DEATH
CERTIFICATE
EARNEST COLLINS
Date 09 September 1940
Cert: 21963
Place of Death: County: Knott Co. City or Town:
Lackey, Ky.
Name of Hospital or Institution: Stumbo Memorial Hospital
Length of stay in hospital or community: (blank)
Usual Residence of Deceased: State: Ky.

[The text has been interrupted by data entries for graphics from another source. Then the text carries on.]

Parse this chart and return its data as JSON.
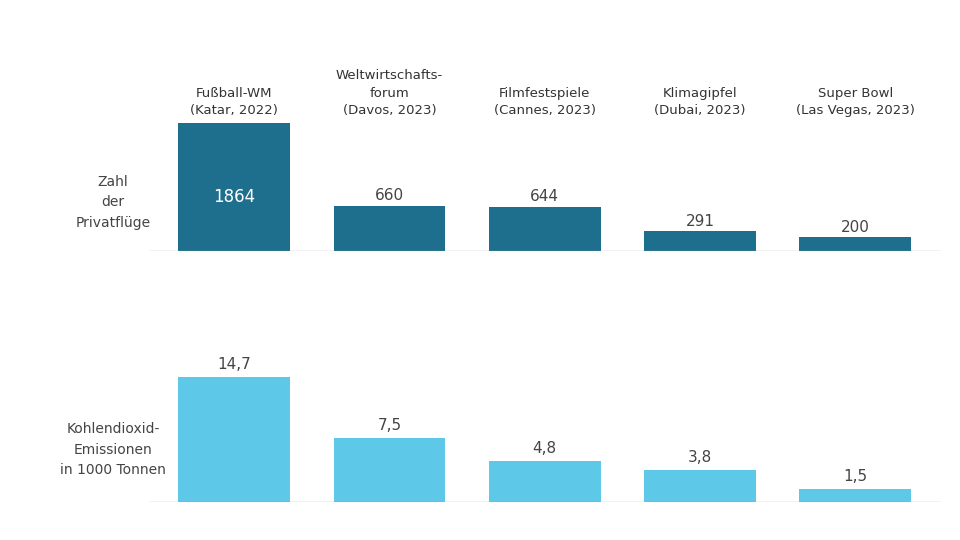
{
  "categories": [
    "Fußball-WM\n(Katar, 2022)",
    "Weltwirtschafts-\nforum\n(Davos, 2023)",
    "Filmfestspiele\n(Cannes, 2023)",
    "Klimagipfel\n(Dubai, 2023)",
    "Super Bowl\n(Las Vegas, 2023)"
  ],
  "top_values": [
    1864,
    660,
    644,
    291,
    200
  ],
  "bottom_values": [
    14.7,
    7.5,
    4.8,
    3.8,
    1.5
  ],
  "top_color": "#1e6f8e",
  "bottom_color": "#5ec8e8",
  "top_label": "Zahl\nder\nPrivatflüge",
  "bottom_label": "Kohlendioxid-\nEmissionen\nin 1000 Tonnen",
  "top_value_color_inside": "#ffffff",
  "top_value_color_outside": "#444444",
  "bottom_value_color": "#444444",
  "background_color": "#ffffff",
  "label_fontsize": 10,
  "value_fontsize": 11,
  "category_fontsize": 9.5,
  "bar_width": 0.72
}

County:
Floyd
City or Town: Wayland, Ky.
Full Name: Earnest COLLINS
If Veteran Name War: (blank)
Social Security No.: (blank)
Sex, Color or Race, Marital Status: Male, White, Married
Husband or Wife of: Larene NEWSOME
Age of husband or wife if alive: 17 years
Birth date of deceased: 25 December 1920
Age: 19 years, 08 months, 14 days
Birthplace: Wayland, Ky.
Occupation: (blank)
Industry or business: (blank)
Father Name: F. C. COLLINS
Father Birthplace: Wayland
Mother Maiden Name: Ida MOORE
Mother Birthplace: McDowell, Ky.
Informant/Address: F. C. COLLINS, Wayland, Ky.
Burial Place: Wayland
Date: 11 September 1940
Signature of funeral director/Address: G. D. Ryan, Martin, Ky.
Date received by local registrar: 30 September 1940
Registrar's Signature: Macie Miller
Date of Death: 09 September 1940
I hereby certify that I attended deceased from 26 August 1940 to
09 September 1940, that I last saw him alive on 09 September
1940, and that death
occurred on the date stated above at 4 p.m.
Immediate cause of death: Perdoctomy followed by
appendectomy pneumonia labor
Duration: (blank)
Due to: (blank)
Major findings of operations: (blank)
Accident, suicide, or homicide: (blank)
Date of occurrence: (blank)
Where did injury occur: (blank)
While at work: (blank)
Means of injury: (blank)
Signature & Address: W. L. Stumbo, M.D., Lackey, Ky.